Despite all these disagreements, though–despite their anger at each other or disappointment, despite lashing out and ignoring each other at times–there is never any question of their loyalty and love for each other. They are family. They are able to process ideas and emotions with each other, to bounce off ideas and try out new labels. They know that they will still be accepted by the other, no matter what conclusions they come to.

This isn’t a story for everyone. The format itself will put some readers off, though I found it absorbing. There is less of a plot and more of an exploration of these characters and their growth (apart and together) over time. On top of the heterosexism and transphobia included (though called out), there’s also a very questionable relationship between Gen and Charlotte, a T.A. almost twice her age with a propensity for sleeping with undergrads. As for me, though, I really enjoyed spending time with these characters: I liked that they were able to share even the most messy or uninformed thoughts and feelings with each other, and I found it to be a very quick, engrossing read. I look forward to diving straight into the sequel.

Mars reviews We Are Okay by Nina LaCour

We Are Okay by Nina LaCour cover

Not to be dramatic, but we need to start this review with a common understanding stated outright: this novel is beautiful. The prose, the imagery, the point. All of it, beautiful.

We Are Okay by Nina LaCour front and back cover spread

I found this short novel by completely ignoring the adage about books and their covers, and I am so glad for it. The gorgeous cover illustration depicts a girl standing on her dorm bed, arm raised, covering her eyes from an unseen sun as she stares out over a dark shore. Snow falls around her.

She faces away from us and her world is a stark contrast of pink surveying an empty blue landscape and a black sky. As she stands among her messy belongings in rumpled pajamas, everything about this girl seems lonely. What is she looking for? If we think about the usual mental association of college as a community space where privacy might well not exist, the juxtaposition is even more jarring. In this context, what does it mean that this girl stands staring out at one of the loneliest sights one can know: the empty horizon?

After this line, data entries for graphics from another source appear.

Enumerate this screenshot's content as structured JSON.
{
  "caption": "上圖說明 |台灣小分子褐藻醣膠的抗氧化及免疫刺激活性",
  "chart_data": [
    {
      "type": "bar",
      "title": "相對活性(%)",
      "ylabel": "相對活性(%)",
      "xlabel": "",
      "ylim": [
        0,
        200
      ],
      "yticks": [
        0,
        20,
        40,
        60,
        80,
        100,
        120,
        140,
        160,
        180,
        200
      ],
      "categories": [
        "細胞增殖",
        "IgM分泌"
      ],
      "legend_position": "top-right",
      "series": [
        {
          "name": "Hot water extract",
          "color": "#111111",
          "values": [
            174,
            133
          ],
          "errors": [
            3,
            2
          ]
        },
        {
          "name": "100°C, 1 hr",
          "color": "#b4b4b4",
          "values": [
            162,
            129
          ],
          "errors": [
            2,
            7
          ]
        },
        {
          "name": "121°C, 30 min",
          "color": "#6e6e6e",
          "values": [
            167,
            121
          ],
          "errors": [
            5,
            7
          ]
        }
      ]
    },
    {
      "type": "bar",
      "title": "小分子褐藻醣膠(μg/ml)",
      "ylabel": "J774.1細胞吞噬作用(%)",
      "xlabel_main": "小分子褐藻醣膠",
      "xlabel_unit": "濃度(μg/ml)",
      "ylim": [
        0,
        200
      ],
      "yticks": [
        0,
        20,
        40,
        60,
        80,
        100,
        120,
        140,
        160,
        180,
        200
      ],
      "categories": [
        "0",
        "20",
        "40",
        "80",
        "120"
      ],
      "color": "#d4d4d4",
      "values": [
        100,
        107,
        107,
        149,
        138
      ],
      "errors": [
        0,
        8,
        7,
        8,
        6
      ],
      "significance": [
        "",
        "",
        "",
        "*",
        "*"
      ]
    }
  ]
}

This cover is the perfect illustration for the story of Marin, a college freshman who is briefly entertaining Mabel, a beloved and estranged figure from a life that she used to know. From Marin’s perspective, we cover the three days over her winter break that she shares with Mabel in what sounds like the emptiest, loneliest dorm ever, and which she calls “home”. Without revealing too much, Marin is haunted by the ghost of her grandfather’s passing, and all the weight that carries for a traumatized girl who is struggling to understand who she is against the broken foundation of who she thought she was.

We were innocent enough to think that our lives were what we thought they were, that if we placed all of the facts about ourselves together they’d form an image that made sense – that looked like us when we looked in the mirror, that looked like our living rooms and our kitchens and the people who raised us – instead of revealing all the things we didn’t know (128).

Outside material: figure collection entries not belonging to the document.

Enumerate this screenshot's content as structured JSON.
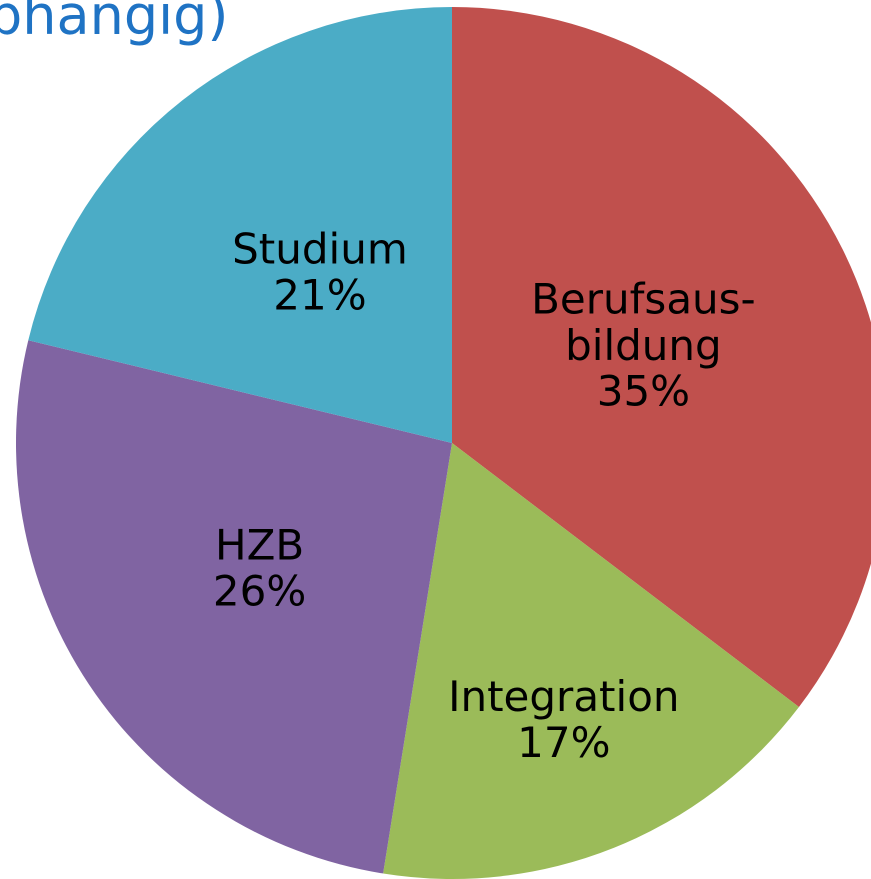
{
  "chart_data": {
    "type": "pie",
    "title": "bhängig)",
    "categories": [
      "Berufsaus-\nbildung",
      "Integration",
      "HZB",
      "Studium"
    ],
    "values": [
      35,
      17,
      26,
      21
    ],
    "value_labels": [
      "35%",
      "17%",
      "26%",
      "21%"
    ],
    "colors": [
      "#c0504d",
      "#9bbb59",
      "#8064a2",
      "#4bacc6"
    ]
  }
}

We follow her flashbacks and dissociations to piece together the mystery of what has torn this girl apart and, crucially, how she can come back together again. What does it mean to go through a tragedy that destroys you? What does it mean when you are changed deeply and immutably, but still need to go on living your life like everything is normal?

In this coming-of-age novel, LaCour heartachingly captures the paradox of such an experience; one in which a unique loneliness begets an almost overwhelming internal expansiveness. While the main character Marin’s queerness is not centered in this story, it is a real and present facet of her; and if you are like me, Marin’s relatability will make you itch to give this little starfish a hug.

A side note on the illustration: while this beautiful book jacket was done by Adams Carvalho, I was originally attracted to it because I was reminded of the unique style of queer author and illustrator Tillie Walden, whose webcomic “On a Sunbeam” touched my soul, and about which I will need to dedicate a future review.